Carmen Colón aprendió a soltar sus miedos al ofrecer servicio voluntario
Por Iliana Fuentes Lugo / iliana.fuentes@elnuevodia.com
Las terapias grupales comienzan y terminan en un círculo que representa el compartir de vivencias en una atmósfera de igualdad y comprensión. Así es la experiencia de una terapia ocupacional con Carmen Colón y un grupo de mujeres que vive en el Hogar Compromiso de Vida de Iniciativa Comunitaria en Río Piedras.
Mientras ellas comparten los sueños que dejaron en el tintero por las diversas adicciones que las llevaron hasta el Hogar, Colón les cuenta cómo ser voluntaria era un sueño que ella tenía guardado para cuando se jubilara.
En medio de un intercambio de miradas de complicidad con las cinco mujeres que participan de la terapia, les explica que durante una conferencia sobre voluntariado le lanzaron el reto.
“No espere a jubilarse para hacer servicio comunitario. El momento es ahora, porque no sabe hasta cuándo va a vivir”, recuerda con claridad las palabras que pronunció hace 10 años Patch Adams, el médico y activista que promueve la risa como una terapia de sanación.
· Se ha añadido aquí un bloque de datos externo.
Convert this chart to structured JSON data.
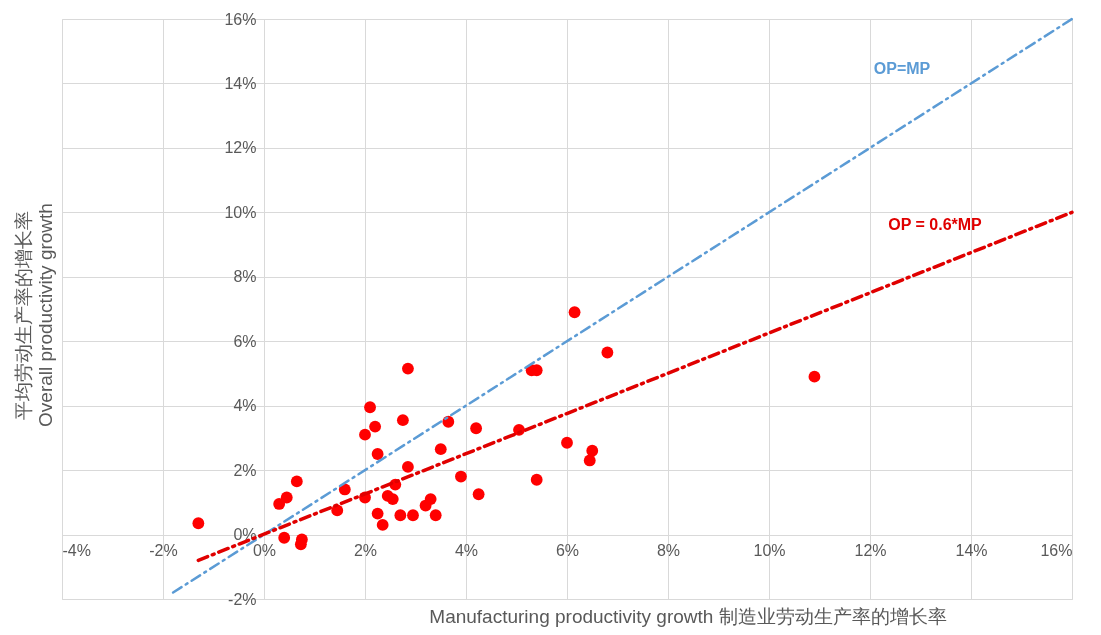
{
  "chart_data": {
    "type": "scatter",
    "xlabel": "Manufacturing productivity growth  制造业劳动生产率的增长率",
    "ylabel": "平均劳动生产率的增长率\nOverall productivity growth",
    "xlim": [
      -4,
      16
    ],
    "ylim": [
      -2,
      16
    ],
    "xticks": [
      {
        "value": -4,
        "label": "-4%"
      },
      {
        "value": -2,
        "label": "-2%"
      },
      {
        "value": 0,
        "label": "0%"
      },
      {
        "value": 2,
        "label": "2%"
      },
      {
        "value": 4,
        "label": "4%"
      },
      {
        "value": 6,
        "label": "6%"
      },
      {
        "value": 8,
        "label": "8%"
      },
      {
        "value": 10,
        "label": "10%"
      },
      {
        "value": 12,
        "label": "12%"
      },
      {
        "value": 14,
        "label": "14%"
      },
      {
        "value": 16,
        "label": "16%"
      }
    ],
    "yticks": [
      {
        "value": -2,
        "label": "-2%"
      },
      {
        "value": 0,
        "label": "0%"
      },
      {
        "value": 2,
        "label": "2%"
      },
      {
        "value": 4,
        "label": "4%"
      },
      {
        "value": 6,
        "label": "6%"
      },
      {
        "value": 8,
        "label": "8%"
      },
      {
        "value": 10,
        "label": "10%"
      },
      {
        "value": 12,
        "label": "12%"
      },
      {
        "value": 14,
        "label": "14%"
      },
      {
        "value": 16,
        "label": "16%"
      }
    ],
    "grid": true,
    "series": [
      {
        "marker": "circle",
        "color": "#ff0000",
        "x": [
          -1.3,
          0.3,
          0.45,
          0.65,
          0.4,
          0.75,
          0.73,
          1.45,
          1.6,
          2.0,
          2.0,
          2.1,
          2.2,
          2.25,
          2.25,
          2.35,
          2.45,
          2.55,
          2.6,
          2.7,
          2.75,
          2.85,
          2.85,
          2.95,
          3.2,
          3.3,
          3.4,
          3.5,
          3.65,
          3.9,
          4.2,
          4.25,
          5.05,
          5.3,
          5.4,
          5.4,
          6.0,
          6.15,
          6.45,
          6.5,
          6.8,
          10.9
        ],
        "values": [
          0.35,
          0.95,
          1.15,
          1.65,
          -0.1,
          -0.15,
          -0.3,
          0.75,
          1.4,
          1.15,
          3.1,
          3.95,
          3.35,
          2.5,
          0.65,
          0.3,
          1.2,
          1.1,
          1.55,
          0.6,
          3.55,
          2.1,
          5.15,
          0.6,
          0.9,
          1.1,
          0.6,
          2.65,
          3.5,
          1.8,
          3.3,
          1.25,
          3.25,
          5.1,
          5.1,
          1.7,
          2.85,
          6.9,
          2.3,
          2.6,
          5.65,
          4.9
        ]
      },
      {
        "type": "line",
        "color": "#5b9bd5",
        "line_style": "dashed",
        "x": [
          -1.8,
          16
        ],
        "values": [
          -1.8,
          16
        ]
      },
      {
        "type": "line",
        "color": "#e00000",
        "line_style": "dashed",
        "x": [
          -1.3,
          16
        ],
        "values": [
          -0.8,
          10
        ]
      }
    ],
    "annotations": [
      "OP=MP",
      "OP = 0.6*MP"
    ]
  }
}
Así exhorta a las mujeres, que la miran casi sin pestañear, a que no dejen sus sueños para cuando salgan del Hogar y que comiencen ya a hacer las cosas que más les gustan.
Las palabras de Adams la impulsaron a abrir espacio en su agenda como profesora en la Universidad de Puerto Rico en Humacao para servir como voluntaria. Después de 12 años, anuncia con alegría que en un par de años se jubilará y dedicará la mayor parte de su tiempo al trabajo voluntario.
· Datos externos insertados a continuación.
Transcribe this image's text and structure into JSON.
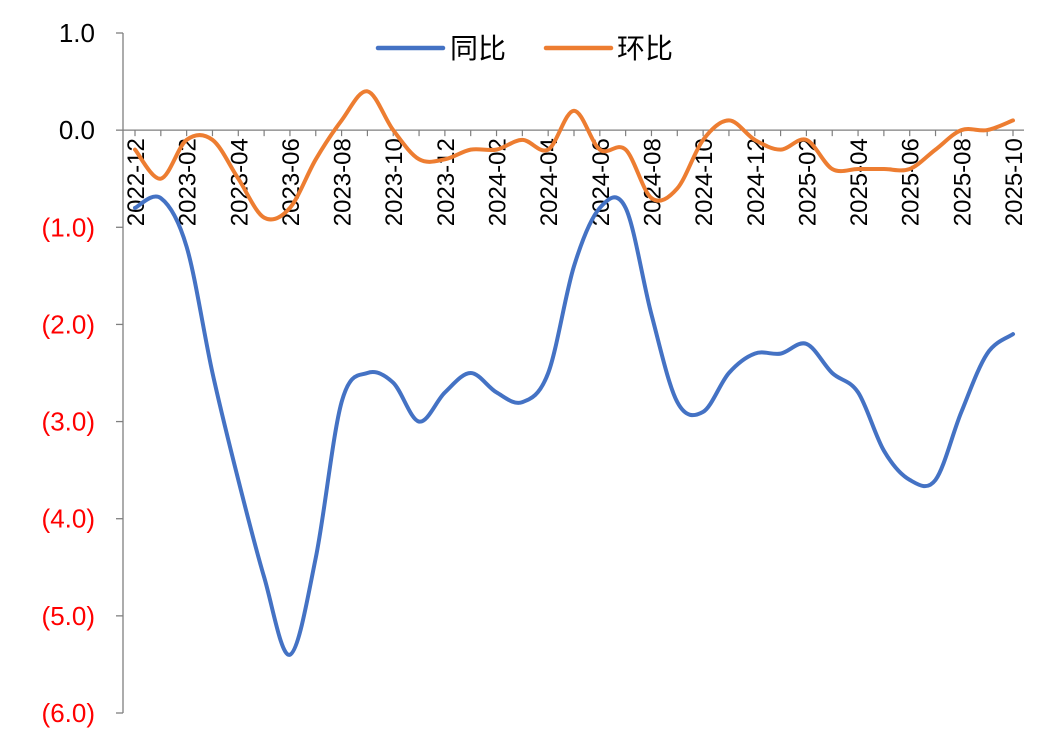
{
  "chart_data": {
    "type": "line",
    "title": "",
    "xlabel": "",
    "ylabel": "",
    "ylim": [
      -6,
      1
    ],
    "yticks": [
      1,
      0,
      -1,
      -2,
      -3,
      -4,
      -5,
      -6
    ],
    "ytick_labels": [
      "1.0",
      "0.0",
      "(1.0)",
      "(2.0)",
      "(3.0)",
      "(4.0)",
      "(5.0)",
      "(6.0)"
    ],
    "ytick_label_colors": [
      "#000000",
      "#000000",
      "#ff0000",
      "#ff0000",
      "#ff0000",
      "#ff0000",
      "#ff0000",
      "#ff0000"
    ],
    "categories": [
      "2022-12",
      "2023-01",
      "2023-02",
      "2023-03",
      "2023-04",
      "2023-05",
      "2023-06",
      "2023-07",
      "2023-08",
      "2023-09",
      "2023-10",
      "2023-11",
      "2023-12",
      "2024-01",
      "2024-02",
      "2024-03",
      "2024-04",
      "2024-05",
      "2024-06",
      "2024-07",
      "2024-08",
      "2024-09",
      "2024-10",
      "2024-11",
      "2024-12",
      "2025-01",
      "2025-02",
      "2025-03",
      "2025-04",
      "2025-05",
      "2025-06",
      "2025-07",
      "2025-08",
      "2025-09",
      "2025-10"
    ],
    "xtick_labels": [
      "2022-12",
      "2023-02",
      "2023-04",
      "2023-06",
      "2023-08",
      "2023-10",
      "2023-12",
      "2024-02",
      "2024-04",
      "2024-06",
      "2024-08",
      "2024-10",
      "2024-12",
      "2025-02",
      "2025-04",
      "2025-06",
      "2025-08",
      "2025-10"
    ],
    "grid": false,
    "legend_position": "top",
    "series": [
      {
        "name": "同比",
        "color": "#4472c4",
        "values": [
          -0.8,
          -0.7,
          -1.2,
          -2.5,
          -3.6,
          -4.6,
          -5.4,
          -4.4,
          -2.8,
          -2.5,
          -2.6,
          -3.0,
          -2.7,
          -2.5,
          -2.7,
          -2.8,
          -2.5,
          -1.4,
          -0.8,
          -0.8,
          -1.9,
          -2.8,
          -2.9,
          -2.5,
          -2.3,
          -2.3,
          -2.2,
          -2.5,
          -2.7,
          -3.3,
          -3.6,
          -3.6,
          -2.9,
          -2.3,
          -2.1
        ]
      },
      {
        "name": "环比",
        "color": "#ed7d31",
        "values": [
          -0.2,
          -0.5,
          -0.1,
          -0.1,
          -0.5,
          -0.9,
          -0.8,
          -0.3,
          0.1,
          0.4,
          0.0,
          -0.3,
          -0.3,
          -0.2,
          -0.2,
          -0.1,
          -0.2,
          0.2,
          -0.2,
          -0.2,
          -0.7,
          -0.6,
          -0.1,
          0.1,
          -0.1,
          -0.2,
          -0.1,
          -0.4,
          -0.4,
          -0.4,
          -0.4,
          -0.2,
          0.0,
          0.0,
          0.1
        ]
      }
    ]
  }
}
Servir para romper prejuicios
Entonces vino otro reto. Tomó un taller de voluntariado en Iniciativa Comunitaria y, en el momento de escoger el lugar en el que daría su servicio, el salubrista José Vargas Vidot exhortó a los participantes a “dar servicio donde les duela” para comenzar a superar prejuicios.
Y así lo hizo. En su práctica como terapista ocupacional había evitado trabajar con usuarios de drogas y con mujeres. “La población de abuso de sustancias no me agradaba porque yo los veía como que te están retando continuamente”, revela. Admite que también evitaba trabajar con mujeres porque sentía que no la respetaban.
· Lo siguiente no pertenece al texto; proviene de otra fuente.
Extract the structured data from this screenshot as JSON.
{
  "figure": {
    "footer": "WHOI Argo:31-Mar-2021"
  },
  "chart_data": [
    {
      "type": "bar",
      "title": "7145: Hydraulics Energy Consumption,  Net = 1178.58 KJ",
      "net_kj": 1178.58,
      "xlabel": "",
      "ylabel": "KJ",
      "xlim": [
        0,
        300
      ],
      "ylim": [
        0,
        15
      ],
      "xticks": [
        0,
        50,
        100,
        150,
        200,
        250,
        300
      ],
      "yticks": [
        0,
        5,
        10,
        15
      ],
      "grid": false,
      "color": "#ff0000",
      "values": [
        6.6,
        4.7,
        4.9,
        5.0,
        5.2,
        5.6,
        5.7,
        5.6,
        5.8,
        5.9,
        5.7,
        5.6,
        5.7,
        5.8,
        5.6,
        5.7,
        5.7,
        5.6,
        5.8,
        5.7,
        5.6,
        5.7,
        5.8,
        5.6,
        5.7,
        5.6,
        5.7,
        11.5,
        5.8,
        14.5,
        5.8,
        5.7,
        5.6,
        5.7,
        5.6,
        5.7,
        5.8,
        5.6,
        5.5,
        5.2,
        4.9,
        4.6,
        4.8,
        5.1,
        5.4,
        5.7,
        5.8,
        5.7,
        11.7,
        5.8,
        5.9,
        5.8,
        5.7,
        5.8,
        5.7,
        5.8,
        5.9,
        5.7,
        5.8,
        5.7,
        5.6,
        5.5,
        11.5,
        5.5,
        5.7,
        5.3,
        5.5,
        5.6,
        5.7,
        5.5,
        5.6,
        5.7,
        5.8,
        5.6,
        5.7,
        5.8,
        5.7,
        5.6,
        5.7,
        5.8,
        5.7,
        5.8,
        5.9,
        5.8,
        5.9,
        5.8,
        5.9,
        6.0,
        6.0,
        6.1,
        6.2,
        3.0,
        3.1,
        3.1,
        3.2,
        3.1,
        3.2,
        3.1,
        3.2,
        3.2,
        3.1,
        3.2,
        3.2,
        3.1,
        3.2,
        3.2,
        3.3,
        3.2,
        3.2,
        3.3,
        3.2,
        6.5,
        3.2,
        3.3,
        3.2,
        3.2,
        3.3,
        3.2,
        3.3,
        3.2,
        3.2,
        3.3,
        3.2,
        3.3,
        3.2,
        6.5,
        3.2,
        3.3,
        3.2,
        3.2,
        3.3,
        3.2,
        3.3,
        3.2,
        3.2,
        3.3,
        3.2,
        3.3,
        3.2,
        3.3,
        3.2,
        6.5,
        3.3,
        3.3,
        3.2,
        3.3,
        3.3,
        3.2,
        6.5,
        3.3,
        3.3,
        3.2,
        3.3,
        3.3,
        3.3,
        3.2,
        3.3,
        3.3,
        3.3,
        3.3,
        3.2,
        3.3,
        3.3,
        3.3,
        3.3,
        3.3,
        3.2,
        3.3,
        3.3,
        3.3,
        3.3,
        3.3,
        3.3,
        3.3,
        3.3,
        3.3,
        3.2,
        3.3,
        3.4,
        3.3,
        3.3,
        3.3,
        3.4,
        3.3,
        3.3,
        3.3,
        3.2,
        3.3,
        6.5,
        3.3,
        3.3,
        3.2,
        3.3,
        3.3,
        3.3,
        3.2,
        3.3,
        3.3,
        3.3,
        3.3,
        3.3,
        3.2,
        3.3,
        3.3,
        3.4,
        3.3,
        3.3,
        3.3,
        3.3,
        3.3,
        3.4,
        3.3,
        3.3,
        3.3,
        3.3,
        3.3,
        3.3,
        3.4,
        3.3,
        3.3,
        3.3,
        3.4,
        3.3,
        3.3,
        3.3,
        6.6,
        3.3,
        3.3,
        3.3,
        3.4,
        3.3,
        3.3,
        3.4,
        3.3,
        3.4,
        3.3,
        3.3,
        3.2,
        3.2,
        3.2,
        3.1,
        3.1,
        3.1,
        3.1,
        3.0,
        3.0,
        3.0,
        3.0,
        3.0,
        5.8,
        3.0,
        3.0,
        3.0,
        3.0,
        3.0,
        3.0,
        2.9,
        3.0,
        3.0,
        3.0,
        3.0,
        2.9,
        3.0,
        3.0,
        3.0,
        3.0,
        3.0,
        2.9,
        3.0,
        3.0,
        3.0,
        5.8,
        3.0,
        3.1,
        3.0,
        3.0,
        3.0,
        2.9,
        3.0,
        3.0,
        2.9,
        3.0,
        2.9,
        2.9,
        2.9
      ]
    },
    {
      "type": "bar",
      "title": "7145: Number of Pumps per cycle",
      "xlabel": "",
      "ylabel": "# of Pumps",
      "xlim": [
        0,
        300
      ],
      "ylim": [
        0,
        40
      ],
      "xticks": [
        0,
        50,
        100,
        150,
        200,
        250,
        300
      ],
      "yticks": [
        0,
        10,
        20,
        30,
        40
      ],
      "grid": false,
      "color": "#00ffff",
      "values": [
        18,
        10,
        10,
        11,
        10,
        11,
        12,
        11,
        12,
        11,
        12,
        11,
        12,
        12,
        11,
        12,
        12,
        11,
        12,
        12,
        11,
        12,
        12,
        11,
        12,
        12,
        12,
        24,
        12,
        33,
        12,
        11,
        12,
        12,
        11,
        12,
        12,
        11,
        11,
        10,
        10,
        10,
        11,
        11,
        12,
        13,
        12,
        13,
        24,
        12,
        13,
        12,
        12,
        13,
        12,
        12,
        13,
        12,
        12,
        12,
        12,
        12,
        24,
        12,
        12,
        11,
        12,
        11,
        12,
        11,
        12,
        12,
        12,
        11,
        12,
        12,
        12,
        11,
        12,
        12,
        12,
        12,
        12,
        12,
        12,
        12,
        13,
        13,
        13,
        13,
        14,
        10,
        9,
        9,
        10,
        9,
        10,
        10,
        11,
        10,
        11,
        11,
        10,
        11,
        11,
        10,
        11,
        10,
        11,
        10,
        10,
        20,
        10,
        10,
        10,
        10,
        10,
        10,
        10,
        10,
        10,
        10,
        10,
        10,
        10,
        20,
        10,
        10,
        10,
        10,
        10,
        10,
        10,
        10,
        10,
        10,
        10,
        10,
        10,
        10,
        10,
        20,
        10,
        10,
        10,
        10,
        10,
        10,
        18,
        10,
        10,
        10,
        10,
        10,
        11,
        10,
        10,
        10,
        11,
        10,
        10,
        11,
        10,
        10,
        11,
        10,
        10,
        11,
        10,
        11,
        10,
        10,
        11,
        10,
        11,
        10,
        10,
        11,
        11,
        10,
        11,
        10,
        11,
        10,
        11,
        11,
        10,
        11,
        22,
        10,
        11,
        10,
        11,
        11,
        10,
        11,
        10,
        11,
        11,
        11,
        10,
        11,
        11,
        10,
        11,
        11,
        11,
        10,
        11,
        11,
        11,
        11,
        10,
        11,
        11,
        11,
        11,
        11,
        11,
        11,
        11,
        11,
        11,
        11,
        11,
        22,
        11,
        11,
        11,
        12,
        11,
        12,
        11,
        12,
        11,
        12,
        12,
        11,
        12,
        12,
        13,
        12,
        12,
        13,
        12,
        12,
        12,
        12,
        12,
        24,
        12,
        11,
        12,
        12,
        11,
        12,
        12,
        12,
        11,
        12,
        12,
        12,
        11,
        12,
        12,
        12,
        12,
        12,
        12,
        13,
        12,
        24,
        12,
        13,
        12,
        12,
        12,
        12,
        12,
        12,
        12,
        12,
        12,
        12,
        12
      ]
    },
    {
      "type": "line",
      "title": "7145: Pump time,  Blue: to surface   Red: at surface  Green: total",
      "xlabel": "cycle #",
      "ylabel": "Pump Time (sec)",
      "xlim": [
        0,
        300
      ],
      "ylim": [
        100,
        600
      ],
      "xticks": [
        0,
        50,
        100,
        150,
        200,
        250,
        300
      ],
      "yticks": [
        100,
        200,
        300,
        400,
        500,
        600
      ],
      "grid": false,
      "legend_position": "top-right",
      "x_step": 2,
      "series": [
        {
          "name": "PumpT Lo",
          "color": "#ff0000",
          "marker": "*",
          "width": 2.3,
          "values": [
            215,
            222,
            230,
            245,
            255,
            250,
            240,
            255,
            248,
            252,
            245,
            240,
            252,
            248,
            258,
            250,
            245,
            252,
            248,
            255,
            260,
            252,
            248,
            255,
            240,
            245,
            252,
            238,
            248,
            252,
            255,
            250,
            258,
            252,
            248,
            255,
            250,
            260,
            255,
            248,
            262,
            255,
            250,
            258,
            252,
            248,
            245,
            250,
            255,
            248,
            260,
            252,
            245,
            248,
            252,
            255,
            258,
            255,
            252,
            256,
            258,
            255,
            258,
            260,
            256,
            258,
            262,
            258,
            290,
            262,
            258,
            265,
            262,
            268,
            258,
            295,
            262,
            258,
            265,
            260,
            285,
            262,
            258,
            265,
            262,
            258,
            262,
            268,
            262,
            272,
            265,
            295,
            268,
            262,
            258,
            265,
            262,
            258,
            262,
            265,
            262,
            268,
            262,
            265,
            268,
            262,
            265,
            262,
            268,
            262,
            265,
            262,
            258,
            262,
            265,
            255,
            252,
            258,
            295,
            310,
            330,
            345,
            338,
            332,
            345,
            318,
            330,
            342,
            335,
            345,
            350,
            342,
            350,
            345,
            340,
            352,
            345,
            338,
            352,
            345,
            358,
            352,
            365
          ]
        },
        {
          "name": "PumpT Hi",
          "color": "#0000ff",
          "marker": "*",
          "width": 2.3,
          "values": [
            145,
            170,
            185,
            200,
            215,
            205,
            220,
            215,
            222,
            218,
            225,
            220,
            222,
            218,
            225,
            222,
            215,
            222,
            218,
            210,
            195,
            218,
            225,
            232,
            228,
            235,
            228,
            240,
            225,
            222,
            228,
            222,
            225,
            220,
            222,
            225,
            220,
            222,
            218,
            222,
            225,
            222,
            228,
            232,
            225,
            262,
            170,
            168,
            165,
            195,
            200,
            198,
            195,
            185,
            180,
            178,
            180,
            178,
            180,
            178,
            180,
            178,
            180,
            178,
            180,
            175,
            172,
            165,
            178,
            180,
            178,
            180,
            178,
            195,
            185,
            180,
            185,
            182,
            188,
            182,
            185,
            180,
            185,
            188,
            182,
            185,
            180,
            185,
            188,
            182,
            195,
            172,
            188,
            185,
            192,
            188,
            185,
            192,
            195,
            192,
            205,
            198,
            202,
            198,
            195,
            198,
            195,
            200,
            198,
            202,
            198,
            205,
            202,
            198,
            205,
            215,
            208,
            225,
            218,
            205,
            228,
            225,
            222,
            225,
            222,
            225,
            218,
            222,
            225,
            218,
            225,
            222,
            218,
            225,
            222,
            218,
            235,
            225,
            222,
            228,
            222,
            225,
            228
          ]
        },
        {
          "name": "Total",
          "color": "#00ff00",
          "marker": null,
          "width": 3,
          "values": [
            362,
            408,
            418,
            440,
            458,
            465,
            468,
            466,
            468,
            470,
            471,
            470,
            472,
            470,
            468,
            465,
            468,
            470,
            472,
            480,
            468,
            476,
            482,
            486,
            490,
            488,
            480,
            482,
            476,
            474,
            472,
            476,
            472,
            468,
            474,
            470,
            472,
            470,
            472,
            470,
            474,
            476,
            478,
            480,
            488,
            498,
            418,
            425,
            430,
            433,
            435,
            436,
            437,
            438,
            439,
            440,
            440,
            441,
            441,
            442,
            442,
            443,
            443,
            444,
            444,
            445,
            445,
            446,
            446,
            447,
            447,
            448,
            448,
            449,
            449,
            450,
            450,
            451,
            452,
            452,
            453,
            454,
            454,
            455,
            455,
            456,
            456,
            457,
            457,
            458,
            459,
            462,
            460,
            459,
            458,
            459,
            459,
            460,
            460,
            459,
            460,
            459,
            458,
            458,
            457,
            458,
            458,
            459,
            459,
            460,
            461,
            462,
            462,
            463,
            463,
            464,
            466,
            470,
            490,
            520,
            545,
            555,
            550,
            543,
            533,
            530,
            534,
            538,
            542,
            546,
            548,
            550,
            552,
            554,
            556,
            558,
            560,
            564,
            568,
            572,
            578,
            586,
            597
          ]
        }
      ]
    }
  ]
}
Así que, siendo las mujeres usuarias de drogas la población que más le dolía, decidió lanzarse a trabajar con ellas. “Cuando empecé yo me di cuenta de que cada una tiene una historia y me di cuenta de lo difícil que es la rehabilitación para las mujeres”, confiesa agradecida de haber superado uno de sus más grandes prejuicios.
Terapia para todas
Colón siente que en cada encuentro recibe tanto como da, que cada mujer le enseña a superar sus temores. Mientras ofrece la terapia, cuenta a las participantes que al llegar al Hogar la confrontaron con un nuevo reto.
“Usted no va a volver. Aquí las voluntarias vienen el primer día y no vuelven”, recuerda las palabras que alejaron el miedo y la llenaron de compromiso con el camino de la rehabilitación.
Admite también que una de sus mayores frustraciones era ver que las mujeres recayeran y volvieran al Hogar a desintoxicarse. Pero revela que fueron las mismas mujeres las que le enseñaron a fijarse en todas las veces que volvían a intentarlo.
“En una ocasión una dama de este hogar me dijo: ‘Miss, yo la noto a usted seria hoy. No se preocupe, porque volví’ ”, revive. Entonces recuerda que todos los días es una nueva oportunidad y, mientras se levanten de sus recaídas, continúa el “compromiso de vida”.